For a while there in 2019, it seemed like a month couldn’t go by without (then) Rep. Devin Nunes suing some critic or another (including, somewhat infamously, a satirical cow). After kicking it off by suing mocking livestock, he quickly moved on to suing news organizations. A big one was suing CNN, a favored punching bag of Republicans, which he sued in December of 2019.
It hasn’t gone well.
Despite a Washington Post media critic (bizarrely) calling the lawsuit “halfway decent,” a judge quickly sent the case to its proper venue where it was (relatively) quickly dismissed. As we noted at the time, most of the decision to toss the case revolved around choice of law issues, regarding which state’s laws to apply. This case actually involved four possible sets of laws: Virginia, Washington DC, New York and California. Frankly, I think the case would be a loser under all four sets of laws, but exactly how does depend on which laws are being used. Nunes desperately wanted to make sure California’s (ostensibly his “home” state) laws did not apply, in part because California law requires that you first ask the news org to retract the speech you claim is defamatory (which it appears Nunes did not do).
After some back and forth, the court determined that California’s laws should apply — in part because of where the case was filed (in Virginia) even though the case was transferred to NY (choice of law fights are fascinating to me and like three other people, so I’m not going to go deep into the weeds as to how this worked, but trust me, it does), and the lack of request for a retraction basically destroyed the rest of the case.

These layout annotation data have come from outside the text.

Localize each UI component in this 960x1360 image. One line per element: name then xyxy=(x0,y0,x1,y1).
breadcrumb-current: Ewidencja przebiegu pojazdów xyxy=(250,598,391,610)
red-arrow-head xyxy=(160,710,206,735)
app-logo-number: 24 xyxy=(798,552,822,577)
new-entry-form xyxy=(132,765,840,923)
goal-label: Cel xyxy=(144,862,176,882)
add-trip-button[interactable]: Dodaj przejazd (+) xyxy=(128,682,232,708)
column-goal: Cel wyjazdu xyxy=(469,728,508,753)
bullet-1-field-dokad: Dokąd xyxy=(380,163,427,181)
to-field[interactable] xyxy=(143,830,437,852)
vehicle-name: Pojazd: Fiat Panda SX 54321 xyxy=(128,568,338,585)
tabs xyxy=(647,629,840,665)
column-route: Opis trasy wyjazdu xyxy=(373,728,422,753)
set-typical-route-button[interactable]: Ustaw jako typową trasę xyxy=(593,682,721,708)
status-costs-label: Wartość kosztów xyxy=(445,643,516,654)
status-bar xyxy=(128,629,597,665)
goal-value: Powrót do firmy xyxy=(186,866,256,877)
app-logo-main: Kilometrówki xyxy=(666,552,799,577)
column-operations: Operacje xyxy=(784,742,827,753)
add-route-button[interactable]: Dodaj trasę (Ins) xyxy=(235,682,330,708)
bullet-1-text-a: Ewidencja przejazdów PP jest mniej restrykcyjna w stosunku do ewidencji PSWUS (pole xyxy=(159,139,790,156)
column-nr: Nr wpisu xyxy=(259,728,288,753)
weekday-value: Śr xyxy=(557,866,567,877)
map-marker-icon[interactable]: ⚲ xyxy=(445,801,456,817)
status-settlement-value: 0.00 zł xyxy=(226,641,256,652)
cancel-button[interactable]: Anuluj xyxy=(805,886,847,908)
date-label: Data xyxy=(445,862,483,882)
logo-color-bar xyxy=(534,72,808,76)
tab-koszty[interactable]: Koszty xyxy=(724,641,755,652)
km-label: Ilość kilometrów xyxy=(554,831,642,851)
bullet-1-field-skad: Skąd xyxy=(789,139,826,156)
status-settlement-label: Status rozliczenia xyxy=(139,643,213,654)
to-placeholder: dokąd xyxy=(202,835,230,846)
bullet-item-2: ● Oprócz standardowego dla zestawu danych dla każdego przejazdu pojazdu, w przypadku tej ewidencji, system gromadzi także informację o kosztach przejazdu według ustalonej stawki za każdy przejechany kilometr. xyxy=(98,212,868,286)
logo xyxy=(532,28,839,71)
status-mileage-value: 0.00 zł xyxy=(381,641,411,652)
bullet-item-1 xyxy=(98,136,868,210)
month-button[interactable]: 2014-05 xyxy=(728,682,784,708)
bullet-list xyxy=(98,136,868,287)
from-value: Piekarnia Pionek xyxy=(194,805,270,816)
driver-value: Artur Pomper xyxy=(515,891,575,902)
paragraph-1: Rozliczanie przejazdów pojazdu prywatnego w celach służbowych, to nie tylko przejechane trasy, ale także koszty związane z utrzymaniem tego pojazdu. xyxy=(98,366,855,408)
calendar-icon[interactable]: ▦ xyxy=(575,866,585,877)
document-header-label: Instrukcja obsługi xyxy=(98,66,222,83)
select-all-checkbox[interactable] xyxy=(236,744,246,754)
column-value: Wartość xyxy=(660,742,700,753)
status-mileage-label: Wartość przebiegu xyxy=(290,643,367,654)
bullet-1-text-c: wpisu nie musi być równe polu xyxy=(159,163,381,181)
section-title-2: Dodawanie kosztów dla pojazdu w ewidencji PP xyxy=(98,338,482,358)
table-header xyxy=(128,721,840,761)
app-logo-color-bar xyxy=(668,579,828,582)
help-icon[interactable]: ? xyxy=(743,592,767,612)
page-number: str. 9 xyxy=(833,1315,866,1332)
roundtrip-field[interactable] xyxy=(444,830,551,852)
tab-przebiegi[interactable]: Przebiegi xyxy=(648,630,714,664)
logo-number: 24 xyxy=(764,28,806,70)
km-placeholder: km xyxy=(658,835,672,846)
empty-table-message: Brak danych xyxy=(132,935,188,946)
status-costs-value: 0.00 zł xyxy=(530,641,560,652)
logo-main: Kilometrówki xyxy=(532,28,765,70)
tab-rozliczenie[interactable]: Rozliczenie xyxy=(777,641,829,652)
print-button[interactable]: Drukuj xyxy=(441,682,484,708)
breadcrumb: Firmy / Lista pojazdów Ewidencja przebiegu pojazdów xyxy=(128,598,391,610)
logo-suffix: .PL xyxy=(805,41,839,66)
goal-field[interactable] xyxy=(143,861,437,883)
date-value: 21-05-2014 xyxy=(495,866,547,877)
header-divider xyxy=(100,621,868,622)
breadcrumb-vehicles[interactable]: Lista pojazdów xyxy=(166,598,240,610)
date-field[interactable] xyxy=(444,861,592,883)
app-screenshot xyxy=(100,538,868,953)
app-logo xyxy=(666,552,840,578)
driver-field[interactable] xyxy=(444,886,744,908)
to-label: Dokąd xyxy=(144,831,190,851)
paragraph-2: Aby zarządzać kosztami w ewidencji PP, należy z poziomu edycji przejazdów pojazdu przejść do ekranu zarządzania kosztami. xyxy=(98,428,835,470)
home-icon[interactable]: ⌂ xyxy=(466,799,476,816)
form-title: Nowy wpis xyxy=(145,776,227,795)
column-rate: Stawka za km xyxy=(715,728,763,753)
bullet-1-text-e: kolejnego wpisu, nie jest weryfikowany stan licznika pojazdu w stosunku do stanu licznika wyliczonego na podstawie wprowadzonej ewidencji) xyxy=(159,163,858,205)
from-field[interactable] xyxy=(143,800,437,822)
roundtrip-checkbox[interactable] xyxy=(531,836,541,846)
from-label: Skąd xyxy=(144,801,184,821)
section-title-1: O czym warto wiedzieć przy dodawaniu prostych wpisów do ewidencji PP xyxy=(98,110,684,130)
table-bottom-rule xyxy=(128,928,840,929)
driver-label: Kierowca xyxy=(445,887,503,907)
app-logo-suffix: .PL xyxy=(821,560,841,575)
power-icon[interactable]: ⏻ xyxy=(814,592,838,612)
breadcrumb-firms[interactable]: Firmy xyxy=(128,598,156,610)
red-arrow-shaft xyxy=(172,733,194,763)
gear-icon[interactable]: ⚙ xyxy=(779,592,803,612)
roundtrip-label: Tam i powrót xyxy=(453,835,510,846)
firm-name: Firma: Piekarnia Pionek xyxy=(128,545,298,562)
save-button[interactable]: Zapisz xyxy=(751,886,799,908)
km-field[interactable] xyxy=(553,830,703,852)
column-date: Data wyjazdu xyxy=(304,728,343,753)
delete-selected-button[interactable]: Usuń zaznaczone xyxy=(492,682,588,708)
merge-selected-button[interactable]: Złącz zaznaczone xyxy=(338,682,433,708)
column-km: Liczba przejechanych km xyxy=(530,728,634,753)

Again, it’s likely that the case would eventually be a loser under any of those sets of laws, but failing to meet the very basic criteria under California’s law dooms the case here.
Still, Nunes and his lawyer, Steven Biss, decided to appeal the ruling.
The 2nd Circuit appeals court has affirmed the lower court decision, saying that Virginia’s choice of law principles (where the case was first filed) mean that California’s defamation law applies.
Applying the principles set forth above, as well as those animating the Virginia Supreme Court’s adherence to lex loci delicti, we hold that the district court correctly determined that under the circumstances presented in this case, the Virginia Supreme Court would apply the substantive law of the state where the plaintiff incurred the greatest reputational injury, with a presumption that absent countervailing circumstances, a plaintiff suffers the most harm
in his state of domicile.
We reject Nunes’s contention that, in the context of simultaneous multi-state defamation cases, Virginia’s choice-of-law principles require application of “the law of the state where the publication first occurred,” understood by Nunes as the state from which the statement emanated. Appellant’s Br. at 29. Under Virginia law, a statement is not considered to be published until it is seen or heard by a third party. See Food Lion, Inc. v. Melton, 250 Va. 144, 150–51 (1995) (holding that publication requires a third party to have heard the words spoken); Meadows v. Northrop Grumman Innovation Sys., Inc., 436 F. Supp. 3d 879, 886 (W.D. Va. 2020) (collecting cases for the proposition that, in the context of purportedly defamatory emails, the place of publication is where the email was “opened and read”); Katz v. Odin, Feldman & Pittleman, P.C., 332 F. Supp. 2d 909, 915 (E.D. Va. 2004) (“[P]ublication of a defamatory statement requires that it be communicated to a third party ‘so as to be heard and understood by such person.’” (quoting Thalhimer Bros. v. Shaw, 156 Va. 863, 871 (1931))). Further, under the Restatement (First) of Conflict of Laws, which sets forth the traditional lex loci delicti doctrine, the “place of the wrong” for purposes of a defamation claim is where the content was received and harm to the plaintiff’s reputation occurs.…
It goes on like this for a while before saying that it’s pretty clear that California’s — again, where Nunes was a Congressional Representative from, and where you’d think any “reputational harm” would be greatest — was the proper set of laws.
Then, it notes that, as the lower court said, Nunes’ failure to demand a retraction means he has failed to properly state a claim for defamation.
Accordingly, the district court did not err in concluding that California Civil Code § 48a governs, that Nunes failed to comply with that statute because he did not make a timely demand for a correction from CNN, and that the complaint should therefore be dismissed with prejudice for failure to state a claim. Dismissal is required because, as the district court correctly found, the complaint does not allege special damages with the necessary specificity under Federal Rule of Civil Procedure 9(g), and instead merely alleges “special damages” by including those words conclusorily in the general allegations of damages. 7 Lastly, because, under California law, conspiracy “[s]tanding alone . . . does no harm and engenders no tort liability,” Applied Equip. Corp. v. Litton Saudi Arabia Ltd., 869 P.2d 454, 457 (Cal. 1994), the district court also correctly dismissed Nunes’s civil conspiracy claim with prejudice.
And so another Biss/Nunes joint bites the dust. I wonder if whoever is paying Biss for all these lawsuits (whether its Nunes or some mysteriously unidentified third party) is happy about all these losses that keep piling up?